Zu den Walstrandungen an der deutschen Küste:

Wal up Strand

von Jan Schneeberg
Es war ein schöner alter Brauch auf der Nordseeinsel Borkum sich in der Abenddämmerung mit der Familie und den Nachbarn zu einem „Avendprootje“ zu treffen. „De Mannlü mit Piepke in de Brand“ saßen an der offenen Feuerstelle, „de Froulü“ mit dem Strickzeug am Tisch, „dat Kindergaudje“ spielte auf dem Fußboden. Die Männer erzählten von ihren Schiffsreisen und dabei wurde viel Seemannsgarn gesponnen. Aber man berichtete nicht nur von fernen Ländern, auch auf der Heimatinsel hatten sich etliche interessante Ereignisse zugetragen.

So sei vor vielen Jahren ein riesiger Wal an den Borkumer Strand angetrieben, so groß, dass man nicht nur den ganzen Winter von dem Speck habe leben können.
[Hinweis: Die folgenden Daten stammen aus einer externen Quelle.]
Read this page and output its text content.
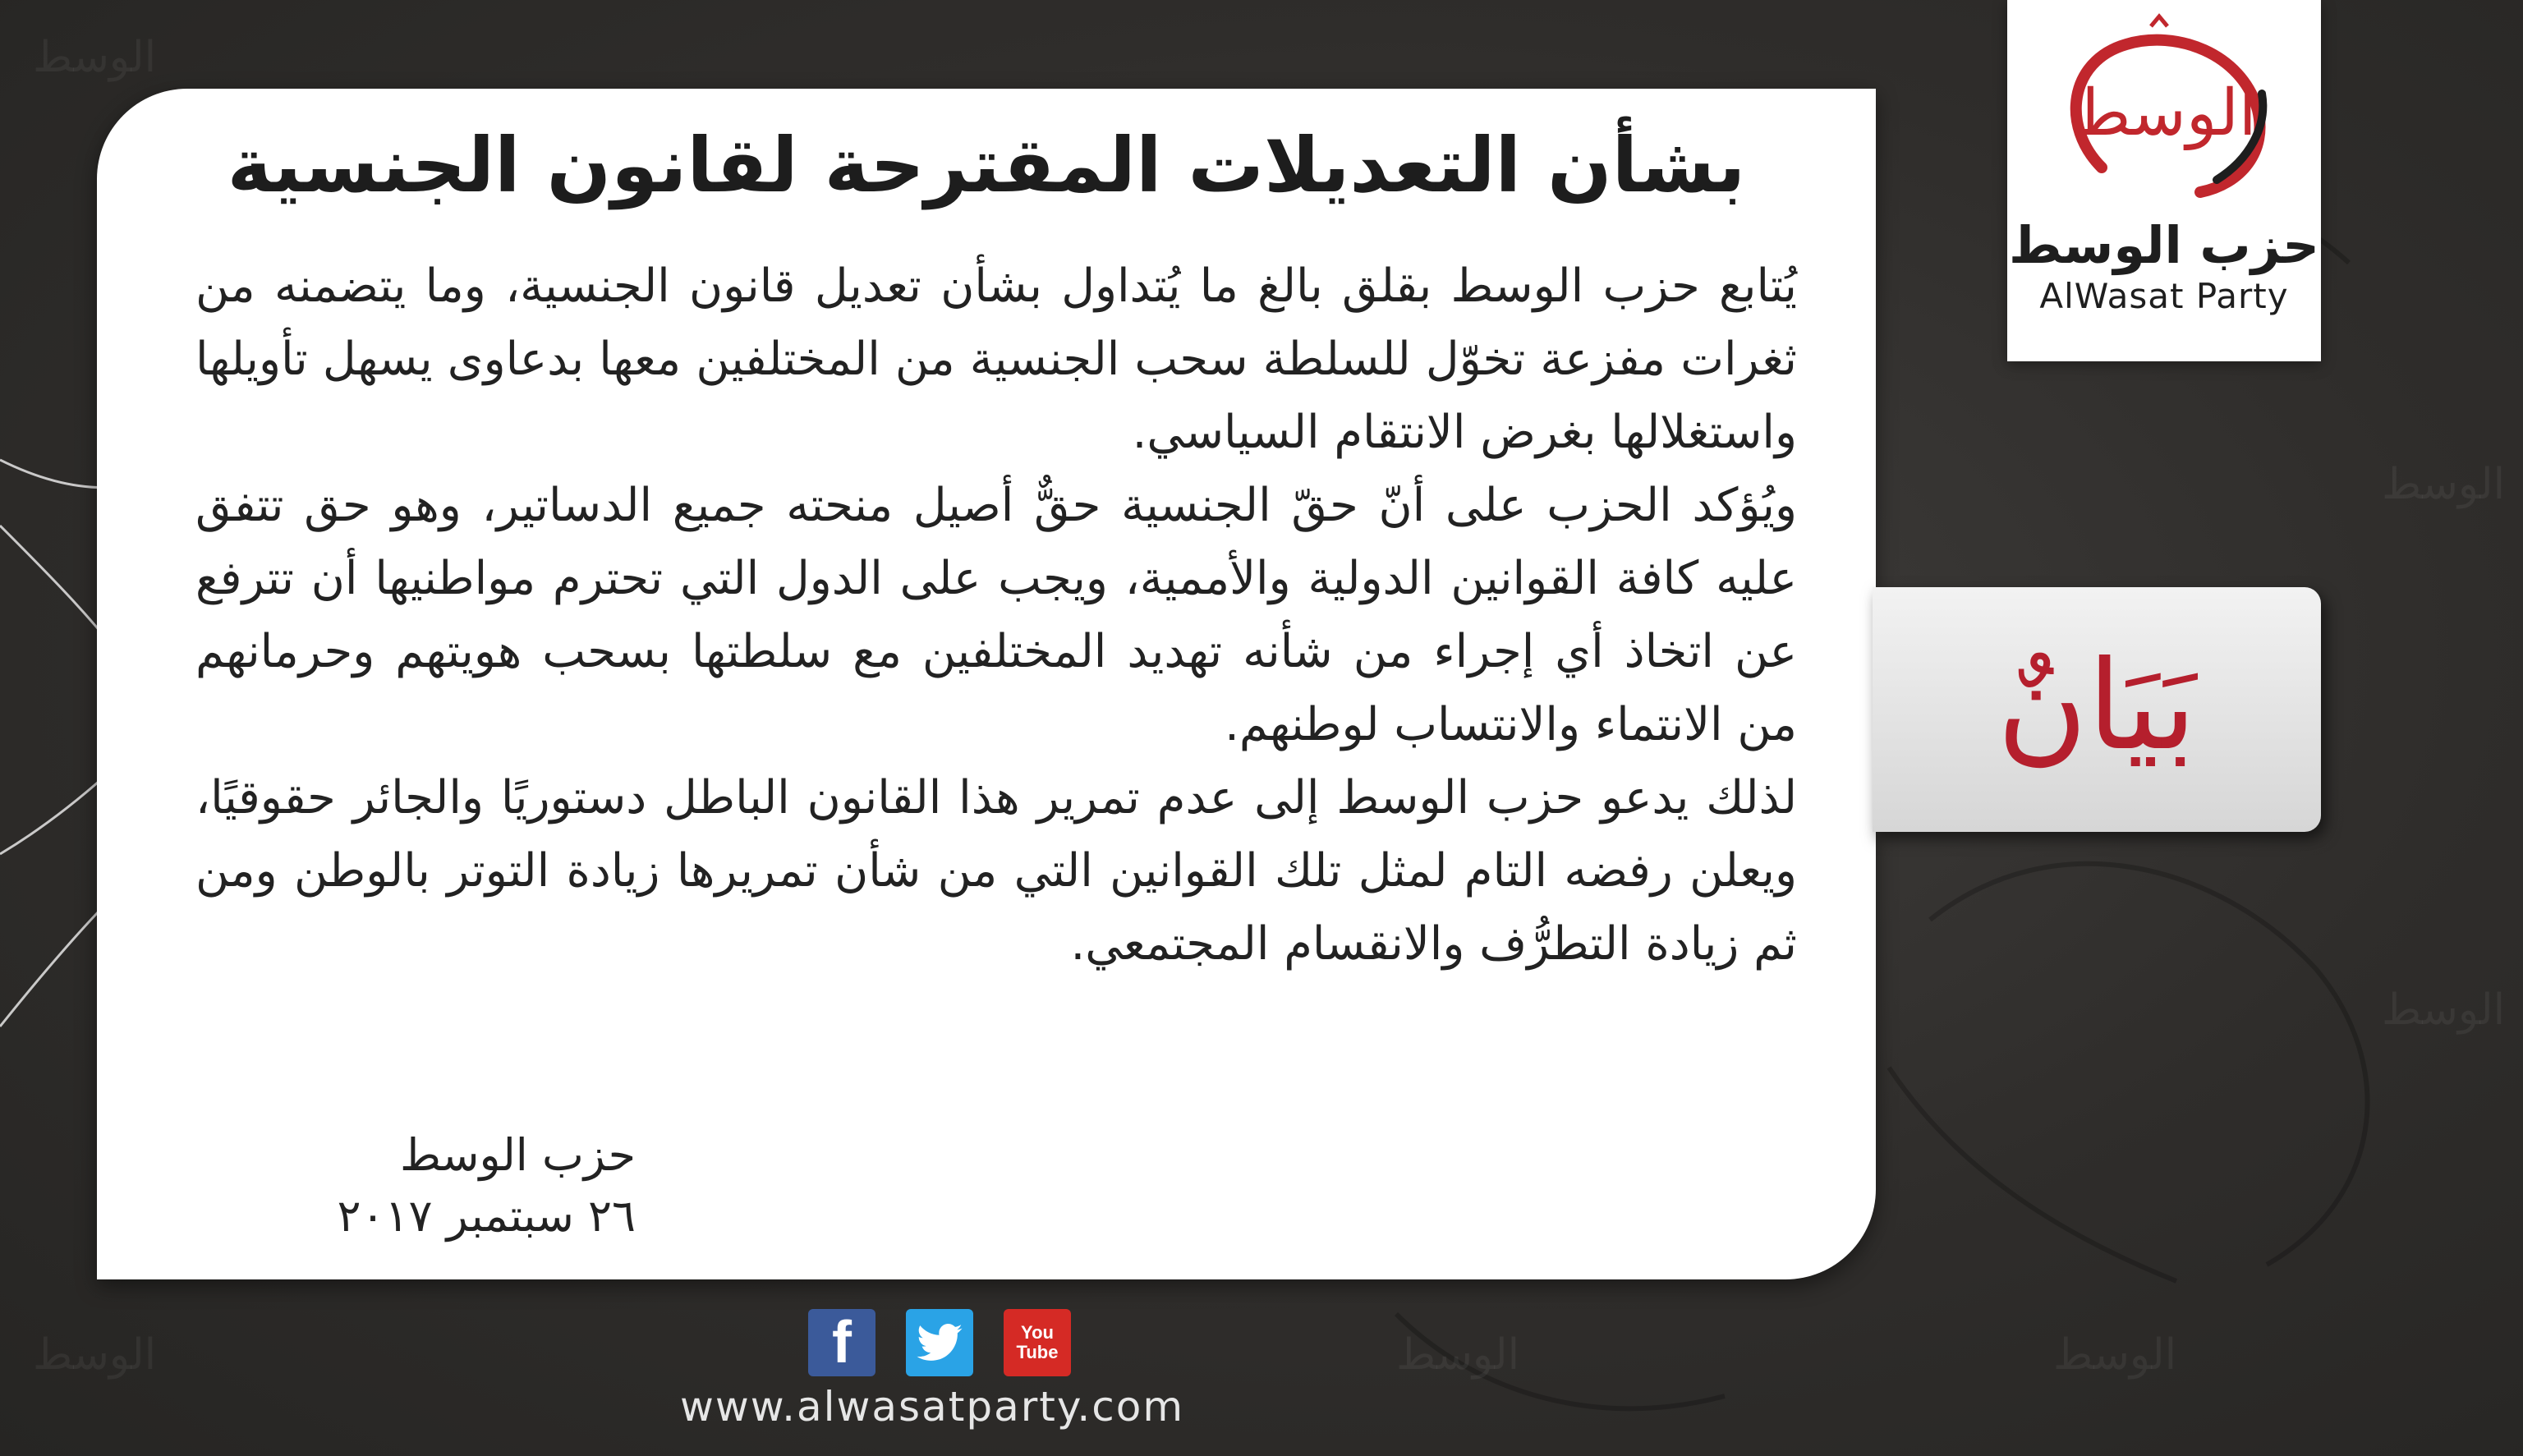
الوسط
الوسط	الوسط
الوسط
الوسط
الوسط
بشأن التعديلات المقترحة لقانون الجنسية

يُتابع حزب الوسط بقلق بالغ ما يُتداول بشأن تعديل قانون الجنسية، وما يتضمنه من ثغرات مفزعة تخوّل للسلطة سحب الجنسية من المختلفين معها بدعاوى يسهل تأويلها واستغلالها بغرض الانتقام السياسي.

ويُؤكد الحزب على أنّ حقّ الجنسية حقٌّ أصيل منحته جميع الدساتير، وهو حق تتفق عليه كافة القوانين الدولية والأممية، ويجب على الدول التي تحترم مواطنيها أن تترفع عن اتخاذ أي إجراء من شأنه تهديد المختلفين مع سلطتها بسحب هويتهم وحرمانهم من الانتماء والانتساب لوطنهم.

لذلك يدعو حزب الوسط إلى عدم تمرير هذا القانون الباطل دستوريًا والجائر حقوقيًا، ويعلن رفضه التام لمثل تلك القوانين التي من شأن تمريرها زيادة التوتر بالوطن ومن ثم زيادة التطرُّف والانقسام المجتمعي.

حزب الوسط
٢٦ سبتمبر ٢٠١٧
الوسط
حزب الوسط
AlWasat Party
بَيَانٌ
f	You
Tube
www.alwasatparty.com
Ein Bauer belud seinen Ackerwagen mit einem Fuder Heu, fuhr damit durch das riesige Maul und „up de Achtersiet“ wieder hinaus. „Dat Höij“ wurde durch den Tran und den Speck so durchtränkt, „dat de Fauermann“ immer genügend Brennmaterial in der kalten Jahreszeit hatte, um das Feuer „in de Köken s’mörgens“ anzuzünden. „Dat bin gein Lögens, dat is wiss wahr“, behauptete der Erzähler.

Aber es gibt auch amtliche Dokumente, die sich mit der Strandung von Walen auf Borkum beschäftigen. Der Staatsarchivar Karl Herquet (1832 – 1888) lebte acht Jahre in Aurich und hatte dort wohl genügend Zeit, sich mit den vorhandenen Unterlagen im Archiv zu beschäftigen. Er veröffentlichte zwei Jahre vor seinem Tod das Ergebnis seiner Recherchen in dem Buch „ Die Insel Borkum in kulturgeschichtlicher Hinsicht“, ein interessantes Werk, das noch vor vielen Jahren in fast jedem Haushalt auf dem Eilande zu finden war.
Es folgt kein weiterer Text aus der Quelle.